Consider the following information:
| |Q1 |Q2 |Q3 |
|Beginning inventory (units) |0 |300 |300 |
|Actual units produced |1,000 |800 |1,250 |
|Budgeted units to be produced |1,000 |1,000 |1,000 |
|Units sold |700 |800 |1,500 |
|Manufacturing costs per unit produced |$900 |$900 |$900 |
|Marketing costs per unit sold |$600 |$600 |$600 |
|Fixed manufacturing costs |$400,000 |$400,000 |$400,000 |
|Fixed marketing costs |$140,000 |$140,000 |$140,000 |
|Selling price per unit |$2,500 |$2,500 |$2,500 |
There are no price, efficiency, or spending variances, and any production-volume variance is directly written off to cost of goods in the quarter in which it occurs.
a) Prepare income statements for Q1, Q2, and Q3 using variable costing and absorption costing.
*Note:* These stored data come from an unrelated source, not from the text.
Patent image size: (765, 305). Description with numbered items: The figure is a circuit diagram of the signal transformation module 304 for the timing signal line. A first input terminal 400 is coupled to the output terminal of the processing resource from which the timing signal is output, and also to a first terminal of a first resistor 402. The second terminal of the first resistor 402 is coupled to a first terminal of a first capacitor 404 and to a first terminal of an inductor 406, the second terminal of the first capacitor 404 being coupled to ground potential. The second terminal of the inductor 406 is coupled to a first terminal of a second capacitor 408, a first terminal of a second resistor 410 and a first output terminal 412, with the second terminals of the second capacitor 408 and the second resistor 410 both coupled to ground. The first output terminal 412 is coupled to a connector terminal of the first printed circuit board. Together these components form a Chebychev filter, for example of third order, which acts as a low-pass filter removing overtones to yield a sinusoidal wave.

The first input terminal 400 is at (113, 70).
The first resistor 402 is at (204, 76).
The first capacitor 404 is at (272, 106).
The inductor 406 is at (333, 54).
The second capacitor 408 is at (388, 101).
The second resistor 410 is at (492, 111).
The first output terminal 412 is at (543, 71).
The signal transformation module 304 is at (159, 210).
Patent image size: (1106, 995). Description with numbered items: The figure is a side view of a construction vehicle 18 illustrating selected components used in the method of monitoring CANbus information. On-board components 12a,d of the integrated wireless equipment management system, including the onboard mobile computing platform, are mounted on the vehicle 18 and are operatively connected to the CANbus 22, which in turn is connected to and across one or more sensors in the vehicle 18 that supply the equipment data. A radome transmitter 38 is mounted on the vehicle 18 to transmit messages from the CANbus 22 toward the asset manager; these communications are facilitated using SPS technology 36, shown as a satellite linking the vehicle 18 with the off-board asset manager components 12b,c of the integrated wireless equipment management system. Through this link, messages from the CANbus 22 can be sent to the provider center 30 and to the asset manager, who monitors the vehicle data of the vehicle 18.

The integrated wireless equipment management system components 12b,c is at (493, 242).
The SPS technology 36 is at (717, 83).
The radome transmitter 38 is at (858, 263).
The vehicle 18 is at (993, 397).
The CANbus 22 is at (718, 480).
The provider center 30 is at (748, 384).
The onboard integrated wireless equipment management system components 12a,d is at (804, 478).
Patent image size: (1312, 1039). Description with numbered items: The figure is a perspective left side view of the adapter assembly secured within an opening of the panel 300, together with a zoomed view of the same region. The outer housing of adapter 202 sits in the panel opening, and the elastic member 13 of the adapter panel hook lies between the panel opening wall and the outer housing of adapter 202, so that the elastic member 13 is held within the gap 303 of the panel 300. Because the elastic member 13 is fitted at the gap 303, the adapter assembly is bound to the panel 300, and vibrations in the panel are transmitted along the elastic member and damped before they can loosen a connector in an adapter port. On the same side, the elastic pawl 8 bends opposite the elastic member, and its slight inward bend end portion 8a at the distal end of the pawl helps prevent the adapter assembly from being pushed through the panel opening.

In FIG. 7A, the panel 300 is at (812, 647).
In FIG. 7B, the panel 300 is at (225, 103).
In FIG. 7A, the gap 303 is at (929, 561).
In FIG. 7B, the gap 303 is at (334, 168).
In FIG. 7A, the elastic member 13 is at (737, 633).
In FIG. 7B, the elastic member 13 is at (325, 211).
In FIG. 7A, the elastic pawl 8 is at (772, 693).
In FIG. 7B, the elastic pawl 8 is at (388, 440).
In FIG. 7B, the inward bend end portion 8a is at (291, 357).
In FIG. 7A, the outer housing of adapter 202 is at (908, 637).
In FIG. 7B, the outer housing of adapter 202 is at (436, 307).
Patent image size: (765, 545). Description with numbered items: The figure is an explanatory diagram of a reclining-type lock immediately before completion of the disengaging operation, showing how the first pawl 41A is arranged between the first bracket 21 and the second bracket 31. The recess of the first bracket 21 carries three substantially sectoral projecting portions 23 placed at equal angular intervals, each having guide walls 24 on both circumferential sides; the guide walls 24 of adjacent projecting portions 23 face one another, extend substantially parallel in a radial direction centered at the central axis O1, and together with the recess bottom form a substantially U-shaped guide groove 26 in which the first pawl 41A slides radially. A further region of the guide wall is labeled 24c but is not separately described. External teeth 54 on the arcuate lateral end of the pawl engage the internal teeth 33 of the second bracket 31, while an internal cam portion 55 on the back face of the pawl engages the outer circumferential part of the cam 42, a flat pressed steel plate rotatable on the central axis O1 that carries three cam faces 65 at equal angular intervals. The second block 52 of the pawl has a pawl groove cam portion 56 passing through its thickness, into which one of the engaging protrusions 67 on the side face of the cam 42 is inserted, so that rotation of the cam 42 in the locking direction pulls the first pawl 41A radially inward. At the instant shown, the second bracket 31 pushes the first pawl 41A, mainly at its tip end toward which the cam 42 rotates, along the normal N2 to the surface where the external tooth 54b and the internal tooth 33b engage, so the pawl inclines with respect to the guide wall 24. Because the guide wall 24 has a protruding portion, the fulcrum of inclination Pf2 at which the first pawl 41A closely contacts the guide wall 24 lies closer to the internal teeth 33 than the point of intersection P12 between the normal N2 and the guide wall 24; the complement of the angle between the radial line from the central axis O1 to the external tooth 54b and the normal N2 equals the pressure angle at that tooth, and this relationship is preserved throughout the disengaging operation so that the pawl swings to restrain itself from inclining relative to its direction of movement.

b) Explain the differences in operating income between the two costing systems for each quarter. Be specific!
Question #2
a) Under which inventory costing method would managers have an incentive to build excess inventory? Be sure to justify your answer.
b) What can a manager do to reduce the incentive to build excess inventory? Be specific!
Question #3
a) What role does the choice of capacity level impact income reported under variable costing? Be specific!